Children of the Revolution
- Author: Peter Robinson
- Language: English
- Series: Inspector Alan Banks, #21
- Genre: Crime novel
- Publisher: Hodder & Stoughton (UK) McClelland & Stewart (Canada)
- Publication date: 2013
- Publication place: Canada
- Media type: Print (hardback, paperback)
- ISBN: 9780062240507
- OCLC: 849641499
- Preceded by: Watching the Dark
- Followed by: Abattoir Blues

= Children of the Revolution (novel) =

2013 Inspector Banks novel by Peter Robinson

Children of the Revolution, published in 2013, is the 21st novel by Canadian detective fiction writer Peter Robinson in the Inspector Banks series of novels set in Yorkshire.
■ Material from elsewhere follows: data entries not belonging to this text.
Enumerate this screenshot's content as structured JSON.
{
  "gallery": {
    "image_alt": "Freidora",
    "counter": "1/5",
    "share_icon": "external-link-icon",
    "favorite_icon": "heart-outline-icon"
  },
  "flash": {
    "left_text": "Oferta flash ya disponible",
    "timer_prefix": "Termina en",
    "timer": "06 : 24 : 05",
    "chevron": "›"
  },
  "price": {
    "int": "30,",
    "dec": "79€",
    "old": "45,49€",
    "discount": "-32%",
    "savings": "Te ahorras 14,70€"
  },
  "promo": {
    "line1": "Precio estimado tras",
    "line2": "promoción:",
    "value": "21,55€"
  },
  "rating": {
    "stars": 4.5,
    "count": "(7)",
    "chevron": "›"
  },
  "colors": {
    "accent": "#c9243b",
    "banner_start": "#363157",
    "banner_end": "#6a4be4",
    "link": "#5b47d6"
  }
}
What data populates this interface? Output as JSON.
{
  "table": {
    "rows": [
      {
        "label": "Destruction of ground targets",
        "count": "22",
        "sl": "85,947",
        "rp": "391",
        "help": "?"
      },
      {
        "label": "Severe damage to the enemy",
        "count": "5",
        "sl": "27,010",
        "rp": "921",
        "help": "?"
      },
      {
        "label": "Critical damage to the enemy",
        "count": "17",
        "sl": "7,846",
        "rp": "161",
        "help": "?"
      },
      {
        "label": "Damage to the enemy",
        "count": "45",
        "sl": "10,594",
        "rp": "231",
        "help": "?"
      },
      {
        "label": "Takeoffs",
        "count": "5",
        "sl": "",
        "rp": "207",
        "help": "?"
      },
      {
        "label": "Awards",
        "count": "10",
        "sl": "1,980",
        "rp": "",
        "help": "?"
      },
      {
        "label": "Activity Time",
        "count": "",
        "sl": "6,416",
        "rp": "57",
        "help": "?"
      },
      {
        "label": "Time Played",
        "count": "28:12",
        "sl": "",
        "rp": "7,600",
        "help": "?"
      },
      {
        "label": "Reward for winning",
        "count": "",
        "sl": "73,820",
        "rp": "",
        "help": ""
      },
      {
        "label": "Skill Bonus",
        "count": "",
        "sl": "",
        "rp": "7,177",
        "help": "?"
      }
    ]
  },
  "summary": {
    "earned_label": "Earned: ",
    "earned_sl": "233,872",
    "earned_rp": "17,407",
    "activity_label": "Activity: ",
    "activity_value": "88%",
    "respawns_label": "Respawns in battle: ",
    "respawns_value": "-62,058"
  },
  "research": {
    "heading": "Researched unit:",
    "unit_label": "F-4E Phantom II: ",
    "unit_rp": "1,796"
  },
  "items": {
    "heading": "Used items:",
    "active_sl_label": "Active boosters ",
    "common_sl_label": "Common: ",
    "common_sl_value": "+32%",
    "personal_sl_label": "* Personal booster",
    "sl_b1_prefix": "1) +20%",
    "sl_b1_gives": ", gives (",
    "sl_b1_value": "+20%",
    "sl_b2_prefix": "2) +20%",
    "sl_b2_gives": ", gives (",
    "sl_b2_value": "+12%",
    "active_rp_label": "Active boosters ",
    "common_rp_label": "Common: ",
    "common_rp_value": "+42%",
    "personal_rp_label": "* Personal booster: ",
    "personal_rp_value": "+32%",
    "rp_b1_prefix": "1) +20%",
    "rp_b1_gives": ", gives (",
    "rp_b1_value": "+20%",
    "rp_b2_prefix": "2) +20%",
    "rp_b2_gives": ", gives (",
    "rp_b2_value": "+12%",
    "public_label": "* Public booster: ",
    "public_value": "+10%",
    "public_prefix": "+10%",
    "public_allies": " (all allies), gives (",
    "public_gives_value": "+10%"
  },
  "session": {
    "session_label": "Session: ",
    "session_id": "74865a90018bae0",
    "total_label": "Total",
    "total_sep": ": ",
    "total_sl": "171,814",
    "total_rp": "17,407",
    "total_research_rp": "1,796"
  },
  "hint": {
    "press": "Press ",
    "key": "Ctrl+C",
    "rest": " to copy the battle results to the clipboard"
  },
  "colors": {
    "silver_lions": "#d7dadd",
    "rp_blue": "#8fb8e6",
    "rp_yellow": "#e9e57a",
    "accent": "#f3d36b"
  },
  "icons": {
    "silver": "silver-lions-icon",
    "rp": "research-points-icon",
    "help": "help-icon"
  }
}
The plot concerns a college lecturer, Gavin Miller, found dead on a railway line with £5,000 still in his pocket.

==Reception==
Tracy Sherlock of the Vancouver Sun opined that fans "will not be disappointed" and that the novel "shows Banks as both a vulnerable and infallible human and as a brilliant, instinctive investigator." Jack Batten of the Toronto Star wrote that Robinson "does a brilliant job with these conversations, gradually separating the dodgy liars from the honest truth-speakers and nudging the story toward a solution that is both logical and tantalizing." Peter Robb of the Ottawa Citizen wrote that while the novel is "worth reading", he had "liked other volumes better than this one."